Audit Committee
The Audit Committee primarily assists the Board of Directors in overseeing the proper presentation of the company’s financial statements, the appointment, dismissal, independence, and performance of certified public accountants, the effective implementation of internal controls, compliance with relevant laws and regulations, and the management of actual or potential company risks. The key matters reviewed by the Audit Committee include:
-
Establishing or revising internal control systems in accordance with Article 14-1 of the Securities and Exchange Act.
-
Evaluating the effectiveness of internal control systems.
-
Establishing or revising procedures for significant financial transactions—such as acquisition or disposal of assets, derivative transactions, loans to others, endorsements, or guarantees—in accordance with Article 36-1 of the Securities and Exchange Act.
-
Matters involving conflicts of interest with the Board of Directors.
-
Significant asset or derivative transactions.
-
Major loans, endorsements, or guarantees.
-
Issuance, public offering, or private placement of equity-type securities.
-
Appointment, dismissal, or remuneration of certified public accountants.
-
Appointment or removal of financial, accounting, or internal audit managers.
-
Annual and semi-annual financial reports.
-
Other significant matters required by the company or regulatory authorities.
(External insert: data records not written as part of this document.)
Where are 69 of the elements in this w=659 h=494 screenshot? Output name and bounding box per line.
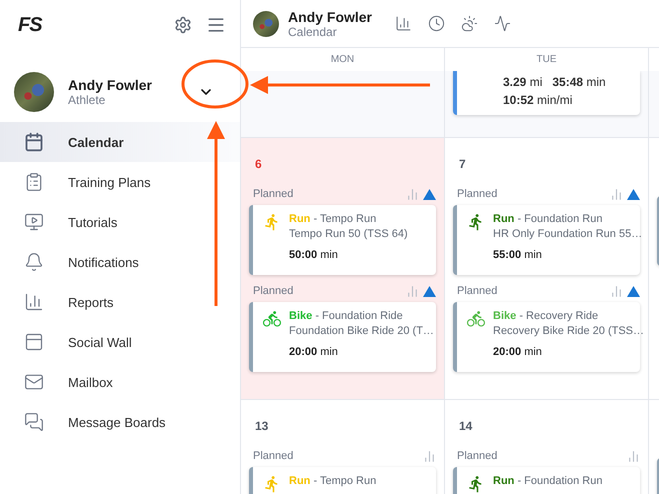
status-label: Planned bbox=[456, 188, 498, 200]
status-label: Planned bbox=[456, 285, 498, 297]
workout-card[interactable]: Run - Tempo Run bbox=[249, 467, 436, 494]
status-label: Planned bbox=[252, 285, 294, 297]
activity-stat: 3.29 mi 35:48 min bbox=[503, 75, 607, 89]
nav-item[interactable]: Training Plans bbox=[0, 162, 240, 202]
avatar-photo bbox=[14, 72, 54, 112]
workout-detail: Foundation Bike Ride 20 (T… bbox=[289, 325, 434, 337]
page-subtitle: Calendar bbox=[288, 24, 338, 38]
nav-icon bbox=[24, 132, 44, 152]
nav-item[interactable]: Notifications bbox=[0, 242, 240, 282]
nav-icon bbox=[24, 212, 44, 232]
date-number: 7 bbox=[458, 156, 467, 173]
workout-card[interactable]: Bike - Recovery Ride Recovery Bike Ride 20 (TSS… 20:00 min bbox=[453, 302, 640, 372]
activity-stat: 10:52 min/mi bbox=[503, 93, 574, 107]
workout-title: Bike - Foundation Ride bbox=[289, 310, 404, 322]
workout-title: Run - Foundation Run bbox=[493, 475, 602, 487]
workout-title: Bike - Recovery Ride bbox=[493, 310, 600, 322]
workout-title: Run - Tempo Run bbox=[289, 475, 376, 487]
workout-card[interactable]: Run - Tempo Run Tempo Run 50 (TSS 64) 50:00 min bbox=[249, 205, 436, 275]
settings-icon[interactable] bbox=[174, 16, 192, 34]
nav-label: Message Boards bbox=[68, 414, 166, 430]
clock-icon[interactable] bbox=[428, 15, 446, 32]
user-name: Andy Fowler bbox=[288, 8, 372, 24]
nav-item[interactable]: Mailbox bbox=[0, 362, 240, 402]
nav-item[interactable]: Message Boards bbox=[0, 402, 240, 442]
pulse-icon[interactable] bbox=[494, 15, 512, 32]
nav-icon bbox=[24, 332, 44, 352]
workout-title: Run - Tempo Run bbox=[289, 213, 378, 225]
workout-card[interactable]: Bike - Foundation Ride Foundation Bike Ride 20 (T… 20:00 min bbox=[249, 302, 436, 372]
nav-icon bbox=[24, 252, 44, 272]
nav-label: Training Plans bbox=[68, 174, 151, 190]
nav-label: Mailbox bbox=[68, 374, 113, 390]
cloud-sun-icon[interactable] bbox=[461, 15, 478, 32]
date-number: 13 bbox=[254, 418, 270, 435]
logo[interactable]: FS bbox=[18, 14, 42, 36]
workout-duration: 50:00 min bbox=[289, 249, 339, 261]
nav-label: Social Wall bbox=[68, 334, 132, 350]
status-label: Planned bbox=[252, 188, 294, 200]
date-number: 6 bbox=[254, 156, 263, 173]
workout-duration: 20:00 min bbox=[493, 346, 543, 358]
workout-title: Run - Foundation Run bbox=[493, 213, 604, 225]
date-number: 14 bbox=[458, 418, 474, 435]
nav-label: Tutorials bbox=[68, 214, 118, 230]
workout-duration: 20:00 min bbox=[289, 346, 339, 358]
annotation-circle bbox=[182, 60, 248, 108]
activity-card[interactable]: 3.29 mi 35:48 min 10:52 min/mi bbox=[453, 71, 640, 115]
nav-label: Reports bbox=[68, 294, 114, 310]
user-name: Andy Fowler bbox=[68, 77, 154, 93]
workout-card[interactable]: Run - Foundation Run bbox=[453, 467, 640, 494]
nav-item[interactable]: Calendar bbox=[0, 122, 240, 162]
nav-icon bbox=[24, 172, 44, 192]
workout-duration: 55:00 min bbox=[493, 249, 543, 261]
workout-card[interactable]: Run - Foundation Run HR Only Foundation Run 55… 55:00 min bbox=[453, 205, 640, 275]
nav-label: Notifications bbox=[68, 254, 139, 270]
avatar-photo bbox=[253, 10, 279, 36]
workout-detail: Tempo Run 50 (TSS 64) bbox=[289, 228, 408, 240]
bar-chart-icon[interactable] bbox=[395, 15, 412, 32]
nav-icon bbox=[24, 372, 44, 392]
workout-detail: HR Only Foundation Run 55… bbox=[493, 228, 642, 240]
nav-label: Calendar bbox=[68, 134, 124, 150]
nav-item[interactable]: Tutorials bbox=[0, 202, 240, 242]
nav-item[interactable]: Social Wall bbox=[0, 322, 240, 362]
status-label: Planned bbox=[252, 450, 294, 462]
nav-icon bbox=[24, 292, 44, 312]
nav-item[interactable]: Reports bbox=[0, 282, 240, 322]
user-role: Athlete bbox=[68, 93, 106, 107]
nav-icon bbox=[24, 412, 44, 432]
status-label: Planned bbox=[456, 450, 498, 462]
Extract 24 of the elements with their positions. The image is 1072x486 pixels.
The company’s Audit Committee is composed entirely of independent directors and meets at least once per quarter, with additional meetings held as necessary. During meetings, relevant department managers, internal audit personnel, accountants, or other individuals may be invited to attend and provide necessary information. The Committee may also, by resolution, engage lawyers, accountants, or other professionals to perform audits or offer consultations related to the exercise of its duties.